Sometimes students reach conclusions that may seem odd to adults, not because their reasoning is faulty, but because they have different underlying beliefs. Teachers can understand students' thinking when they listen carefully to students' explanations. For example, on hearing that he would be "Star of the Week" in half a week, Ben protested, "You can't have half a week." When asked why, Ben said, "Seven can't go into equal parts." Ben had the idea that to divide 7 by 2, there could be two groups of 3, with a remainder of 1, but at that point Ben believed that the number 1 could not be divided.

Teachers should encourage students to make conjectures and to justify their thinking empirically or with reasonable arguments. Most important, teachers need to foster ways of justifying that are within the reach of students, that do not rely on authority, and that gradually incorporate mathematical properties and relationships as the basis for the argument.
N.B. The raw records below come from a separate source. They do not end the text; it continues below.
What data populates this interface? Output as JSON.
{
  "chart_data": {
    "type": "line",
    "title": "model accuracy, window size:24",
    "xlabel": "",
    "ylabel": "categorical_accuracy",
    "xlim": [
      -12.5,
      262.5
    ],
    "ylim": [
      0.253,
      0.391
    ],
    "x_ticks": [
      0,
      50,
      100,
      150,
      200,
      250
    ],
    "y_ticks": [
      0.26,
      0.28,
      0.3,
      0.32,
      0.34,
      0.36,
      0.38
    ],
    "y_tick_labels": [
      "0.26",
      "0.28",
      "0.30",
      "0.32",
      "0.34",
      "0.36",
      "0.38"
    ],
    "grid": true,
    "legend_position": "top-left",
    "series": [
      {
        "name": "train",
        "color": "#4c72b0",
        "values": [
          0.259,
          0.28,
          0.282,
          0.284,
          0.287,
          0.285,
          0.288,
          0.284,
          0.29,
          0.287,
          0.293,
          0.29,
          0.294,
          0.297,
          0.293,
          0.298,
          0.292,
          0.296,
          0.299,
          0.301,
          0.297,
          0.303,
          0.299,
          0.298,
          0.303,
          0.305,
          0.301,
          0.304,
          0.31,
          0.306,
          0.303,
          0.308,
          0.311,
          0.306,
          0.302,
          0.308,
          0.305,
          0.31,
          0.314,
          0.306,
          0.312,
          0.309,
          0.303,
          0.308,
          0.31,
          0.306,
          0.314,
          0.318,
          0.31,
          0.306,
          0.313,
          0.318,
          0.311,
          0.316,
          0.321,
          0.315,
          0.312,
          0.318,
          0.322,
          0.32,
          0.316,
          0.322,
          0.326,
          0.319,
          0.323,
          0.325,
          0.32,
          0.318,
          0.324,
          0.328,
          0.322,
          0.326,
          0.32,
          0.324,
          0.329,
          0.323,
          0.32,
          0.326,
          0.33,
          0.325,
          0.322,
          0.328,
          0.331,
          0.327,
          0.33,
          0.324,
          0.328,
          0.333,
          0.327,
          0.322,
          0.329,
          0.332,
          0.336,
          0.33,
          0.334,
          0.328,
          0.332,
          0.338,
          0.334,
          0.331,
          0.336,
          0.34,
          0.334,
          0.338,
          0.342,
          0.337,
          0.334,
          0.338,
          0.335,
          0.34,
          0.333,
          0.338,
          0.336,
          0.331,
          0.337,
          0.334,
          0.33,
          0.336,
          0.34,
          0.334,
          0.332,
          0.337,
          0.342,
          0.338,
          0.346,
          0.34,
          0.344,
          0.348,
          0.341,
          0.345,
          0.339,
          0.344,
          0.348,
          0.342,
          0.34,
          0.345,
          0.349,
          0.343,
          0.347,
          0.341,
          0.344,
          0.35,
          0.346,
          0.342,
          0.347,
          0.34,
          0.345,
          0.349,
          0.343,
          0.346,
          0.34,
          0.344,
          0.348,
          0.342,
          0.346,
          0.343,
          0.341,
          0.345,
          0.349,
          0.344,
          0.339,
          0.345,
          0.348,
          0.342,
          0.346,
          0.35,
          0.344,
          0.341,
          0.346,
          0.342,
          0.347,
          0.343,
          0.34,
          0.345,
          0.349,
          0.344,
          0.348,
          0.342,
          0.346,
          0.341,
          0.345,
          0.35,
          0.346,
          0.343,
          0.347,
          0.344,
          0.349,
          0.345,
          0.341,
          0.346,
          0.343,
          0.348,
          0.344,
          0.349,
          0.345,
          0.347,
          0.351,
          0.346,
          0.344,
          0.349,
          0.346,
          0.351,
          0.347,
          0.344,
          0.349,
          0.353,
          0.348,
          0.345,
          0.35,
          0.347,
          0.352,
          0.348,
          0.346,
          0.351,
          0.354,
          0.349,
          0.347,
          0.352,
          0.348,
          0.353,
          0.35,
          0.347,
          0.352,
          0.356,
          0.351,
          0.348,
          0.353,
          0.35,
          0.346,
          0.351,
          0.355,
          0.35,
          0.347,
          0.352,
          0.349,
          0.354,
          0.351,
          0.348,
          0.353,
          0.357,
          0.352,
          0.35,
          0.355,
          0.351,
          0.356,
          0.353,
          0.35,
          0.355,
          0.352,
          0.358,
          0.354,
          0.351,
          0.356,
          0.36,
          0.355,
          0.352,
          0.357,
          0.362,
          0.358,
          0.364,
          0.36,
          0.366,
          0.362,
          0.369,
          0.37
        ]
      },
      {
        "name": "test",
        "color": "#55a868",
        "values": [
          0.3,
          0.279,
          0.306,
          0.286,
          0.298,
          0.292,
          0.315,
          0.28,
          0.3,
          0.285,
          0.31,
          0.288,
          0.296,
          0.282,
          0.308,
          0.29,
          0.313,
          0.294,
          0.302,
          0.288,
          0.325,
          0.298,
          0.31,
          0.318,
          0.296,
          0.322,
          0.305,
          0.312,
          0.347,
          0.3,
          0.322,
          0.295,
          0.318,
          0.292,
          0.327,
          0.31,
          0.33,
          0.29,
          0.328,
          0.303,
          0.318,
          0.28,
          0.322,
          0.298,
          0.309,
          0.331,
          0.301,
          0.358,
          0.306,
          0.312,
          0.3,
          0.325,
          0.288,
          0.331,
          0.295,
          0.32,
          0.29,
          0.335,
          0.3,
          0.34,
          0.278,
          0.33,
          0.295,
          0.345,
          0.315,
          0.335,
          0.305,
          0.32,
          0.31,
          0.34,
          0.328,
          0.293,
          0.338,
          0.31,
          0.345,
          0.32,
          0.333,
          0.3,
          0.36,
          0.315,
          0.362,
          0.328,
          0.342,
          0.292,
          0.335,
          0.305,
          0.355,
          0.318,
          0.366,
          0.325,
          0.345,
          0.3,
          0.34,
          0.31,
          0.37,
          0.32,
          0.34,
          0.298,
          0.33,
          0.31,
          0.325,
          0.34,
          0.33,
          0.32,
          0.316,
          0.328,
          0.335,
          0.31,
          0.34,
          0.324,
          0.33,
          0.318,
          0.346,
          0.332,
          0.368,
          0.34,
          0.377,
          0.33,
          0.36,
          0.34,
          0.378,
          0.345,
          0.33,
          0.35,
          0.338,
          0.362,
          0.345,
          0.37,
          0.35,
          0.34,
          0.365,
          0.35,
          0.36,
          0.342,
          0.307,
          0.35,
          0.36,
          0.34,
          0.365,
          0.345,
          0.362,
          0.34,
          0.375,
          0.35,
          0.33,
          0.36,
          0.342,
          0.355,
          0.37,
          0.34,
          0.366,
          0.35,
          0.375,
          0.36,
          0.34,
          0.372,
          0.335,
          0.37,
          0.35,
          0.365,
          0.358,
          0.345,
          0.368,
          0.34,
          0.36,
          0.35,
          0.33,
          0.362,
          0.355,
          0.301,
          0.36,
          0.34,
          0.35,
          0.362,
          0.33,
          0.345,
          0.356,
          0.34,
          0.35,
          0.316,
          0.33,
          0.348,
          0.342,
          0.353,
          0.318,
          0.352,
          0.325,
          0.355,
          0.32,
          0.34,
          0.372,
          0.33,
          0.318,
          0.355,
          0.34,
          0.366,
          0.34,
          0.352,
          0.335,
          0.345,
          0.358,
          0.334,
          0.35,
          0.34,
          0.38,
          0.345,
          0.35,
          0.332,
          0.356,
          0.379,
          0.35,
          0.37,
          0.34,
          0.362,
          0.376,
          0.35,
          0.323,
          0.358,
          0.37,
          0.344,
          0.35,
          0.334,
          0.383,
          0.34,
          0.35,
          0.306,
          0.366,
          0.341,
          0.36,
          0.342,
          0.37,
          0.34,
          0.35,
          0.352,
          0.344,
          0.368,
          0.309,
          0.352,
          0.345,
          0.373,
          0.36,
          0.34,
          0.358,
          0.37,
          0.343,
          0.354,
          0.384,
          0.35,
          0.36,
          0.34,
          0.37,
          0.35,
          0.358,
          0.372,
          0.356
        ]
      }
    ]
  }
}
When students make a discovery or determine a fact, rather than tell them whether it holds for all numbers or if it is correct, the teacher should help the students make that determination themselves. Teachers should ask such questions as "How do you know it is true?" and should also model ways that students can verify or disprove their conjectures. In this way, students gradually develop the abilities to determine whether an assertion is true, a generalization valid, or an answer correct and to do it on their own instead of depending on the authority of the teacher or the book.